Six sigma, or 6Q, is both methodology for process improvement and a statistical concept that seek to define the variation inherent in any process. The overarching premise of Six Sigma is that variation in a process leads to opportunity for error; opportunities for error then lead to risks for products defects. Product defects-whether in a tangible process or service-lead to poor customer satisfaction. By working to reduce variation and opportunities for error, the Six Sigma method ultimately reduces process costs and increases customers satisfaction.
In applying Six Sigma, organization, teams, and project managers seek implement strategies that are based on measurement and metrics. Historically, many business leaders decision based on intuition or experience. Despite some common beliefs in various industries, Six Sigma doesn't remove the need for experienced leadership, and it doesn't negate the importance of intuition in any process. Instead, Six Sigma works alongside other skills, experience, and knowledge to provide a mathematical and statistical foundation for decision making. Experience might say a process isn't working; statistics prove that to be true. Intuition might guide a project manager to believe a certain change could improve output; Six Sigma tools help organizations validate those assumption.

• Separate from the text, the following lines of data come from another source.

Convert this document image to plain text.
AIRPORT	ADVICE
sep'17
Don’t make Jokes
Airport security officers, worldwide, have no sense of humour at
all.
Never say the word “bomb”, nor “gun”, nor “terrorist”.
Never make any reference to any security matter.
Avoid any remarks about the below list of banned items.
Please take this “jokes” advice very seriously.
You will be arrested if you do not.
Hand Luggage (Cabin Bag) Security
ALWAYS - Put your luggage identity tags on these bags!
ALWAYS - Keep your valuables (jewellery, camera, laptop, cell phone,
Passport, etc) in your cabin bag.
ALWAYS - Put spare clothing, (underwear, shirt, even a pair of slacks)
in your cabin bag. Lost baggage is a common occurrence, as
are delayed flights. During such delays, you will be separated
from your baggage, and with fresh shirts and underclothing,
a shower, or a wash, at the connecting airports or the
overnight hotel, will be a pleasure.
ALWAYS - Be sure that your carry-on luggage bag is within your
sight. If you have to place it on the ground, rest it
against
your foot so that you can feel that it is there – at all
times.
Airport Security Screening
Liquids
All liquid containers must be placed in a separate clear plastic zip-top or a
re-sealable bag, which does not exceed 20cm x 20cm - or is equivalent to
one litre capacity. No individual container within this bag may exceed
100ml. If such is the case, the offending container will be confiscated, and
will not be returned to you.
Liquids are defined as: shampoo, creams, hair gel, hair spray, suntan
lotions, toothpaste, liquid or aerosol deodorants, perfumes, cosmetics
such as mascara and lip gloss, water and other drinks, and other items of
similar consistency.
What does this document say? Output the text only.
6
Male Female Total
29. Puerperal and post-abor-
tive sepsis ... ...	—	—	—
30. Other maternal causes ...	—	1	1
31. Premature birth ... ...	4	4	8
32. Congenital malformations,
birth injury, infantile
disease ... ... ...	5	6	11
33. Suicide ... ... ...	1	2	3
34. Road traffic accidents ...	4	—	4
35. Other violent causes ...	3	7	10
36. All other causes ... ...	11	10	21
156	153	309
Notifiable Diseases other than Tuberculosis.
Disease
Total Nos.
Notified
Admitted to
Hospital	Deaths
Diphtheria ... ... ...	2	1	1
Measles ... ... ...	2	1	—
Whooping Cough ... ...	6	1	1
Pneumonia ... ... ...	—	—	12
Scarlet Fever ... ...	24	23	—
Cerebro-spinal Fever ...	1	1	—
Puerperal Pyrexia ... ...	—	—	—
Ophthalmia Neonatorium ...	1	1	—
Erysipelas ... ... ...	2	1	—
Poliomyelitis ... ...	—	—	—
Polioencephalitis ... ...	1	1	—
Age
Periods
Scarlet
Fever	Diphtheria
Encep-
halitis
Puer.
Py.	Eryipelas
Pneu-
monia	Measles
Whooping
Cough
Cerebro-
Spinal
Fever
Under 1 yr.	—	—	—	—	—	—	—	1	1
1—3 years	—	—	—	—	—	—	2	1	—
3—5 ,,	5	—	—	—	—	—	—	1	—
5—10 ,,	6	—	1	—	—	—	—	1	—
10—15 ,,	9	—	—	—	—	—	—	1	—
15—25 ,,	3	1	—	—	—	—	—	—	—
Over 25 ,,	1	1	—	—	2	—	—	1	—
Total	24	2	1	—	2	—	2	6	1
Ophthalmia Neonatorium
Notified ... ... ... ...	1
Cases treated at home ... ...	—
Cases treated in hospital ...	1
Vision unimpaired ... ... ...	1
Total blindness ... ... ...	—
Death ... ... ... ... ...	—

Without proper measurement and analysis, decision making processes in an organization might proceed as follows:
Someone with clout in the organization has a good idea or takes interest in someone else'idea. Based on past experience or knowledge, decision makers within an organization believe the idea will be successful. The idea is implemented; sometimes it is implemented in beta mode so expenses and risks are minimized. The success of the idea weighed after implementation; problems are addressed after they impact products or processes in some way in the present or the future.